Una volta aggiudicata la gara, l’intervento entrerà nel vivo e restituirà alla comunità una struttura moderna, sostenibile e accessibile, perfettamente integrata nel paesaggio dolomitico. Il nuovo impianto non sarà solo uno spazio per lo sport e il tempo libero, ma anche un luogo di aggregazione, pensato per accogliere residenti e visitatori. Il progetto prevede anche la realizzazione di parcheggi esterni, a servizio della struttura.




Firmato dall’architetto Paolo Pettene, in collaborazione con Techproject S.r.l. e NIER Ingegneria S.p.A., il progetto si ispira alla morfologia degli chalet di montagna, rispettando i vincoli ambientali e paesaggistici della zona. L’edificio, incastonato nel pendio a 1.322 metri di altitudine, si svilupperà su tre livelli collegati da scale e ascensori, garantendo accessibilità anche alle persone con disabilità. Ampie vetrate e materiali locali caratterizzeranno l’architettura, offrendo agli utenti una vista spettacolare sulle Dolomiti.
Il nuovo impianto natatorio offrirà un’esperienza completa per tutte le età e le esigenze. Saranno presenti cinque vasche indoor, ciascuna con funzioni specifiche: una vasca da nuoto omologata dalla FIN, una vasca ricreativa per attività come acquagym, una vasca per bambini conforme alle normative di sicurezza, una vasca benessere con idromassaggi e vista esterna, e una vasca “fun” dedicata al fitness acquatico. Tutte le vasche saranno realizzate con tecnologia prefabbricata e bordo sfioro alla finlandese, per garantire igiene e comfort.

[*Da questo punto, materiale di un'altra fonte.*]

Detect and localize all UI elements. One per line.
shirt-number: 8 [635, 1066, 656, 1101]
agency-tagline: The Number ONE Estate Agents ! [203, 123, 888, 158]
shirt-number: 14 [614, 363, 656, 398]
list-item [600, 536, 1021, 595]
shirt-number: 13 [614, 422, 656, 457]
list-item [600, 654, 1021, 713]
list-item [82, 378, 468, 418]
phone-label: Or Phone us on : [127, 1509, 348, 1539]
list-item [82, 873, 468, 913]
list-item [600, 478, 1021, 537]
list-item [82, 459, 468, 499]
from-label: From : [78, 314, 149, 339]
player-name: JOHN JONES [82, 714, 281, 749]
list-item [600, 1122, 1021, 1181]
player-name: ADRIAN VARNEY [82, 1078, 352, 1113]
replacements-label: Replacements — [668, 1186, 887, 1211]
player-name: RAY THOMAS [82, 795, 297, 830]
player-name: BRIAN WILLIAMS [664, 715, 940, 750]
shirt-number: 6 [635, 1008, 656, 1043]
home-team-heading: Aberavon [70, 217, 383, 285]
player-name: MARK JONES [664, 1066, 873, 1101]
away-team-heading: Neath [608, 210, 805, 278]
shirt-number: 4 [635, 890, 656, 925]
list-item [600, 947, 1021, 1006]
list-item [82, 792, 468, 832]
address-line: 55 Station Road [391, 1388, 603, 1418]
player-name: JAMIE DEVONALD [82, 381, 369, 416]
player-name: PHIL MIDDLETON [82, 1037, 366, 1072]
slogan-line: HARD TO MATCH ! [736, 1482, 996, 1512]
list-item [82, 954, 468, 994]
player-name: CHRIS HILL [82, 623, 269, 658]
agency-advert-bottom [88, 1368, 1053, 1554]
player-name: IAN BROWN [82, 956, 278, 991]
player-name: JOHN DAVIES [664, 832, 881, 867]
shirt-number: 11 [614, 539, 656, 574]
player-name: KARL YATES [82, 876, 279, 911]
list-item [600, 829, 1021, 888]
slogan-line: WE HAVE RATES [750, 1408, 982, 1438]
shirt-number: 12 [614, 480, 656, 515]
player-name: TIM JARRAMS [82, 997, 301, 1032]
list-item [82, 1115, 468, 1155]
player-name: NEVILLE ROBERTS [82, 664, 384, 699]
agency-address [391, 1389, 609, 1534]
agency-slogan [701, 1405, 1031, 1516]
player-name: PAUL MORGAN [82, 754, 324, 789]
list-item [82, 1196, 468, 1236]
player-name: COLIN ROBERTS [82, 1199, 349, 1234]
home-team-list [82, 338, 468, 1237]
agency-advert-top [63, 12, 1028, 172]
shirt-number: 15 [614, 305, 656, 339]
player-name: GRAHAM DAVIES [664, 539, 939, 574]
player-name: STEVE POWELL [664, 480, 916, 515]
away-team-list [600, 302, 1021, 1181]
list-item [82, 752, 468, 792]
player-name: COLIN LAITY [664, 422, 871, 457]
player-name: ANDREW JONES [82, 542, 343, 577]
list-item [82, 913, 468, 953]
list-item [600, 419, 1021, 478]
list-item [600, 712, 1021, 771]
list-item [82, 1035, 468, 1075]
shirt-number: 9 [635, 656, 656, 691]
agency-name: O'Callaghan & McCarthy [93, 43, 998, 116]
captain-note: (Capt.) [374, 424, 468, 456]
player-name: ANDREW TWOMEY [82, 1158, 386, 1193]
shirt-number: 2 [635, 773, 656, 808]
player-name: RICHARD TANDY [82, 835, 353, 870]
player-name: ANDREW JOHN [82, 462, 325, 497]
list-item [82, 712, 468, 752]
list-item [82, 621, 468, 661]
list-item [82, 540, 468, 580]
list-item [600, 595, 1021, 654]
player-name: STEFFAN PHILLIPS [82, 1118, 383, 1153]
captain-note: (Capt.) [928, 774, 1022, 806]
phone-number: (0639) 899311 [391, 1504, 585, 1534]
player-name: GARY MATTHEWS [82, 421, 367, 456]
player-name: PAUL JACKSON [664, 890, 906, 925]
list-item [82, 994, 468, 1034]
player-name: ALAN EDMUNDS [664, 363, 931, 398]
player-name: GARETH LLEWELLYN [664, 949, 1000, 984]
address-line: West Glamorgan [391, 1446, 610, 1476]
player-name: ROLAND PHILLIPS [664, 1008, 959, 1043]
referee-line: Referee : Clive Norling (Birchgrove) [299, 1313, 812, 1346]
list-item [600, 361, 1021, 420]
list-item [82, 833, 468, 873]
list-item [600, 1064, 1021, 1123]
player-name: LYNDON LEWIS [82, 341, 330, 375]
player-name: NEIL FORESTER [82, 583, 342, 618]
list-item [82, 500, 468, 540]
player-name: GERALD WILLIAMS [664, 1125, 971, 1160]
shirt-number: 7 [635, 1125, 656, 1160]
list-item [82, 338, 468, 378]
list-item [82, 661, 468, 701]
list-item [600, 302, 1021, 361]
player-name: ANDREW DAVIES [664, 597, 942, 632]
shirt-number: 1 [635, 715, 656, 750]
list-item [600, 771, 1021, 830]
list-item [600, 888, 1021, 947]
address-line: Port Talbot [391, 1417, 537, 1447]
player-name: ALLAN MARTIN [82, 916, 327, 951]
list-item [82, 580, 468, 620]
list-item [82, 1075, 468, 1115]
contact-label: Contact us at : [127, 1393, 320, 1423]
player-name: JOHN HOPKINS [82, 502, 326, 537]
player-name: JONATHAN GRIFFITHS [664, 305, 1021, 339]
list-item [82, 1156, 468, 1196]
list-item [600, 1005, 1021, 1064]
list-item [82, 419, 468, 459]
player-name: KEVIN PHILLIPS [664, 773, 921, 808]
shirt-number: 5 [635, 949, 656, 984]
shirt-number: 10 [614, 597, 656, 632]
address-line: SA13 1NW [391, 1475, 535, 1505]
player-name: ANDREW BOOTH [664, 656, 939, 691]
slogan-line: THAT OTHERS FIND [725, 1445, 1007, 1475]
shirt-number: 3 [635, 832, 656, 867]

La struttura si articolerà su tre livelli. Al piano terra troveranno spazio la hall d’ingresso, gli spogliatoi accessibili e una sala ristorazione panoramica. Il piano intermedio ospiterà le vasche, distribuite su un ampio piano spiaggia con percorsi differenziati per garantire sicurezza e igiene. Il piano superiore sarà dedicato al benessere, con saune, bagno turco, percorsi emozionali e sale fitness affacciate sulle montagne.
Grande attenzione è stata riservata alla sostenibilità ambientale. Il sistema di sfioro continuo ridurrà il consumo d’acqua, mentre il calore sarà recuperato per ottimizzare i consumi energetici. I locali saranno riscaldati con pannelli radianti e l’edificio sarà dotato di cappotto termico e copertura isolante, per garantire efficienza e comfort.



Il sindaco Gianluca Lorenzi esprime grande soddisfazione per il traguardo raggiunto, sottolineando come la riqualificazione della piscina rappresenti una priorità per l’amministrazione. «Abbiamo voluto rispondere con i fatti a una richiesta che la comunità ha sempre espresso con forza. Dopo quasi tre anni di lavoro intenso, oggi raccogliamo i frutti di questo impegno. La piscina non è solo una struttura sportiva, ma un simbolo di qualità della vita, di aggregazione e di benessere per la nostra comunità».
Anche l’architetto Paolo Pettene evidenzia il valore del progetto, pensato per coniugare funzionalità, estetica e sostenibilità. «Abbiamo voluto creare uno spazio che rispondesse alle esigenze della comunità locale e dei visitatori, mantenendo un forte legame con il contesto naturale delle Dolomiti. L’integrazione dell’edificio nel paesaggio montano e l’utilizzo di materiali eco-compatibili rappresentano i punti chiave di questa realizzazione».